There it was scattered on the ground. The double headed birthday prayer beads, I had just started making my way to heaven on, were strewn across the floor.

“It’s my fault, really.”

I thought. I HAD left the gods, I mean dogs, at home alone all day. It is their JOB to ruin things, right?

I picked up the beads in my hands, one at a time and thought superstitiously, as I listened to them clink in the bottom of the glass jar.

“Now it’s really over.”

It was as if those beads were the only, the last, thing holding love together.

It was February, and I had given my Valentine a card with an image of a chained Buddha. The chain around the Buddha’s waist reminded me of those beads he had strung so carefully for my birthday.

On Valentine’s Day I did some research and found that there are three competing St. Valentines, each with his own vague but romantic story, and the actual roots of St. Valentine’s Day likely lie in the ancient Roman festival of Lupercalia in which young men would draw the name of a maiden in a lottery and would then keep her as a sexual companion for the year.

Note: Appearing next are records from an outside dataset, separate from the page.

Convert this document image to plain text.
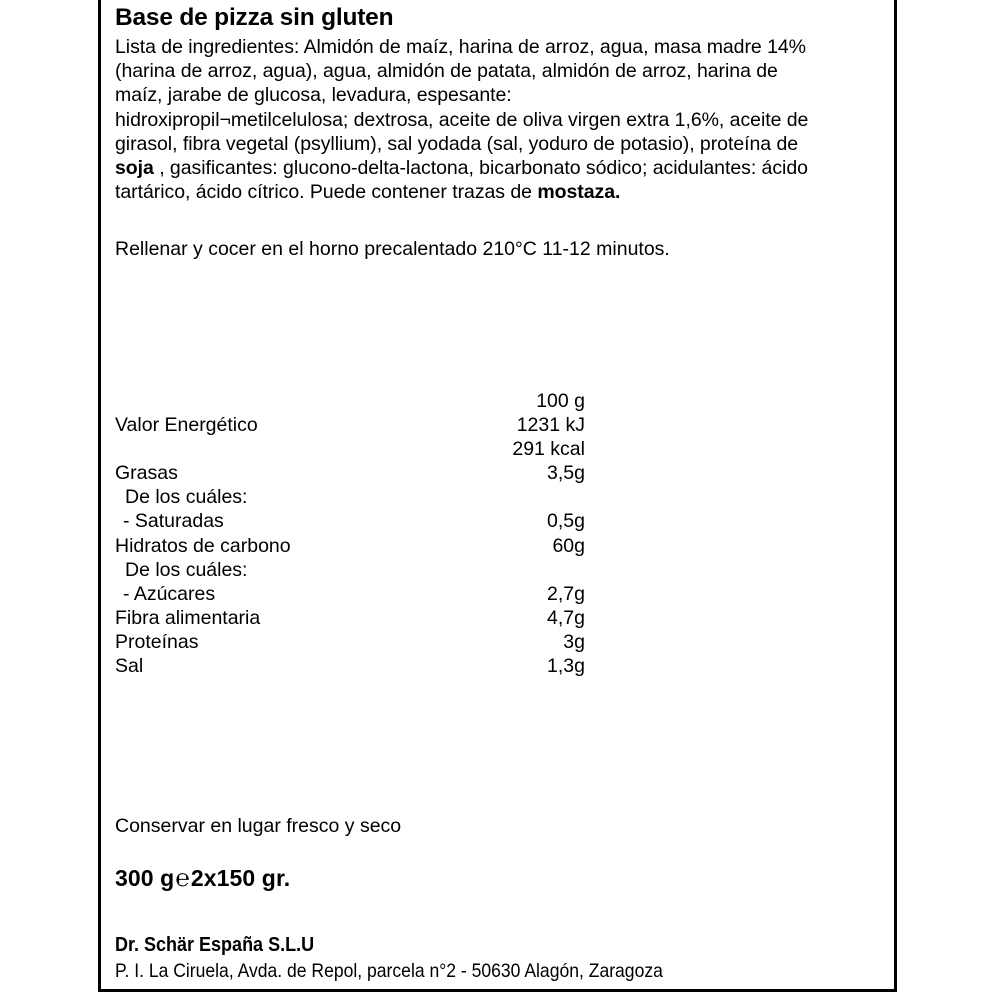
Base de pizza sin gluten
Lista de ingredientes: Almidón de maíz, harina de arroz, agua, masa madre 14%
(harina de arroz, agua), agua, almidón de patata, almidón de arroz, harina de
maíz, jarabe de glucosa, levadura, espesante:
hidroxipropil¬metilcelulosa; dextrosa, aceite de oliva virgen extra 1,6%, aceite de
girasol, fibra vegetal (psyllium), sal yodada (sal, yoduro de potasio), proteína de
soja , gasificantes: glucono-delta-lactona, bicarbonato sódico; acidulantes: ácido
tartárico, ácido cítrico. Puede contener trazas de mostaza.
Rellenar y cocer en el horno precalentado 210°C 11-12 minutos.
100 g
Valor Energético	1231 kJ
291 kcal
Grasas	3,5g
De los cuáles:
- Saturadas	0,5g
Hidratos de carbono	60g
De los cuáles:
- Azúcares	2,7g
Fibra alimentaria	4,7g
Proteínas	3g
Sal	1,3g
Conservar en lugar fresco y seco
300 g℮2x150 gr.
Dr. Schär España S.L.U
P. I. La Ciruela, Avda. de Repol, parcela n°2 - 50630 Alagón, Zaragoza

Pope Gelasius I, who was less than thrilled with this custom, changed the lottery to have both young men and women draw the names of saints whom they would then emulate for the year.

So, February has had to do with love, erotic and spiritual, at least since the Romans.

February is also the time of year that birds mate and humans lift their heads and anticipate the coming of spring. It was only in the 17th century that anonymous cards of admiration were exchanged and even more recently that roses and jewelry and chocolates and EXPECTATIONS were added to the occasion.

As I sit here with my handful of broken prayers, it seems to me almost as if the chains that bind us, if we could only meditate on their links like this strand of beads, might actually be the things that release us from bondage.

It is our limits we must come to understand, the limits of Eros and of spirit. And in my case, the beads have broken. The chain has unraveled and the dogs (gods?) have spoken,

“It’s spring: Leave the bedroom, enter the garden and digest the life of a saint instead of a box of chocolates.”